Jeune pianiste prodige, il est l'élève du grand virtuose
Ricardo Vinès, ami d'Albeniz, de Debussy et de Ravel, qui
l'introduit dans les milieux musicaux parisiens, où il
rencontre notamment Satie et Auric. A dix-huit-ans déjà, après
quelques leçons de composition auprès de Charles Koechlin, il
fait entendre une Rapsodie nègre prometteuse, où l'on
trouve déjà les qualités de la musique de Poulenc, originalité
mélodique, sens des timbres et des rythmes.

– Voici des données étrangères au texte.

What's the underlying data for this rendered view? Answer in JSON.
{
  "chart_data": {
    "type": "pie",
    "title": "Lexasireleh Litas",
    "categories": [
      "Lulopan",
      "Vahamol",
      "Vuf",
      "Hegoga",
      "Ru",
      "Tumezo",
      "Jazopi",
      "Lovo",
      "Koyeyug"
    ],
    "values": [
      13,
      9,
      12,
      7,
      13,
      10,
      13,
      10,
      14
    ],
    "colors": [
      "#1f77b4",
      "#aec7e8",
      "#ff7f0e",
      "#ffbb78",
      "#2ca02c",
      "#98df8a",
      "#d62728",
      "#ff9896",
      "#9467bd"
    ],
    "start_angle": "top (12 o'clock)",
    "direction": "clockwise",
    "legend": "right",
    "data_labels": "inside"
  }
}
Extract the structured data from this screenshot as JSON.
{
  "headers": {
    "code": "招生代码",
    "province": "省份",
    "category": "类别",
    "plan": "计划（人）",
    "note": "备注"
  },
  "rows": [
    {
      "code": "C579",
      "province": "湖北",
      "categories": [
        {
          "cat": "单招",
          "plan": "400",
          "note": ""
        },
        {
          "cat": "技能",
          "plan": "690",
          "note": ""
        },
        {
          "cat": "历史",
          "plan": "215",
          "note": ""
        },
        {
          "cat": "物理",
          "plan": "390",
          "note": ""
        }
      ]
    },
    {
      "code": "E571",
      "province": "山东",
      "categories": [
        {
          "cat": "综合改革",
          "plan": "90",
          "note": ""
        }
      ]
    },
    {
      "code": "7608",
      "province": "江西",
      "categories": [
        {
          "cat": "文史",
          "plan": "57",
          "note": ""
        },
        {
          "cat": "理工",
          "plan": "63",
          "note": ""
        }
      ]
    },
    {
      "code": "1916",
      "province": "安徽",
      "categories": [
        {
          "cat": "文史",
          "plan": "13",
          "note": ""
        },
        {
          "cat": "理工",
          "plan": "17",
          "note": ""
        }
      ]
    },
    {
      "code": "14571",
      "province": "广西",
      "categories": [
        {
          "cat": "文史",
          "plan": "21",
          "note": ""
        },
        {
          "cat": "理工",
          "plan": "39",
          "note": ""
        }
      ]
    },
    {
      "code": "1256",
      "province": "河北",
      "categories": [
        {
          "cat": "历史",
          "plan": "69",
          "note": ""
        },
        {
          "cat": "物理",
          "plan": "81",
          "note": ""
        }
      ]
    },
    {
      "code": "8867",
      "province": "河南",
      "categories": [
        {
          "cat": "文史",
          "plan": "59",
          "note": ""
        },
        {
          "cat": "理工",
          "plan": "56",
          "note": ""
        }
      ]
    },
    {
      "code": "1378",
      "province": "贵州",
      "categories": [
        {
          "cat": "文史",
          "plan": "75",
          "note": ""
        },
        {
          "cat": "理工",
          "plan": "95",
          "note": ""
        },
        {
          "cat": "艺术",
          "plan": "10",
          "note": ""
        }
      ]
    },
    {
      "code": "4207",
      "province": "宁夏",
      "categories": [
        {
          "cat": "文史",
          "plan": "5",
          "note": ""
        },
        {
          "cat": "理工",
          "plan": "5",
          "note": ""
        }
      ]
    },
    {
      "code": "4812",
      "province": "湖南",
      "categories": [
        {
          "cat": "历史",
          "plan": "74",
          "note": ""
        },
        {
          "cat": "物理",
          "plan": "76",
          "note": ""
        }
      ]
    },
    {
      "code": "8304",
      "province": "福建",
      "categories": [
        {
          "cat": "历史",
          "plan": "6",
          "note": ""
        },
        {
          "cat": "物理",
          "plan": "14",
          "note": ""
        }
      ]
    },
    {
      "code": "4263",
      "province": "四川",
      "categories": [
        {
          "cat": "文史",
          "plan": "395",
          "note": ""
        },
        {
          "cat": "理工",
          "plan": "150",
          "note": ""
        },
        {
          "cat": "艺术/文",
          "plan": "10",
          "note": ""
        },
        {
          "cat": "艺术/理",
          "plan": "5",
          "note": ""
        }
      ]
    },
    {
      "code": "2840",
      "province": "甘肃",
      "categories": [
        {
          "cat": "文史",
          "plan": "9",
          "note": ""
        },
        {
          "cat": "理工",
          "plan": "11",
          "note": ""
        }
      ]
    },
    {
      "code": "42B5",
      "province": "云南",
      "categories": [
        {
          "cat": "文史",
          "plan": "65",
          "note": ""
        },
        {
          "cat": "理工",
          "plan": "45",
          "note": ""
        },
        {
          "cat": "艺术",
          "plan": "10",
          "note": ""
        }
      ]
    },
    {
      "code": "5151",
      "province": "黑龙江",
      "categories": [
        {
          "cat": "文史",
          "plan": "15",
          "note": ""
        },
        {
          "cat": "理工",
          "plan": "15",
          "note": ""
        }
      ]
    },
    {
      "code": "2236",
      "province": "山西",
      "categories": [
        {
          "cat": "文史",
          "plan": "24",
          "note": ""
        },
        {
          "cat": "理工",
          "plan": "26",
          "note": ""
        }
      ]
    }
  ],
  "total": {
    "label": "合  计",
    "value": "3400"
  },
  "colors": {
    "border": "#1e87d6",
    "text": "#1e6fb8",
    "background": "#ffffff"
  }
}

Mobilisé en 1914, il compose alors assez peu, excepté Le
Bestiaire sur des poèmes d'Apollinaire (1918-1919), son
premier cycle de mélodies, un genre dans lequel il excellera
par la suite. L'influence de Satie, et son goût de l'indépendance
l'amènent tout naturellement à faire partie du Groupe des Six
(avec Honegger, Milhaud, Auric, Germaine Tailleferre et Louis
Durey), ensemble de musiciens réunis non par un programme, mais
par l'amitié et des goûts communs - pour le cirque, le
music-hall, le jazz, la mélodie populaire et l'humour : c'est
cet esprit qui anime le ballet Les Biches, créé en 1924
par les Ballets Russes. Ce divertissement sera pourtant
très vite suivi par des oeuvres autrement plus ambitieuses,
comme le Concert champêtre (1928), pour clavecin et
orchestre, écrit pour la grande claveciniste Wanda Landowska,
et L'Aubade, pour piano et dix-huit instruments à vents,
où, derrière les clins d'oeil et le style galant, perce un
certain sens du tragique.
Le tournant décisif de son oeuvre sera pourtant pris un peu
plus tard, lors d'un pèlerinage à Rocamadour, au retour
duquel, profondément touché par la foi chrétienne, il écrit
sa première oeuvre religieuse, les Litanies à la Vierge
noire (1936). Il professera alors désormais une sorte de «
foi du charbonnier », qu'il oppose volontiers à son côté «
mauvais garçon » libertin - « moine ou voyou », dira le
critique Claude Rostand. Dès lors, toute sa carrière va se
tourner essentiellement vers la musique vocale et dramatique,
dans un processus qui aboutira à la fusion de l'inspiration
religieuse et profane avec le Dialogue des carmélites (1957).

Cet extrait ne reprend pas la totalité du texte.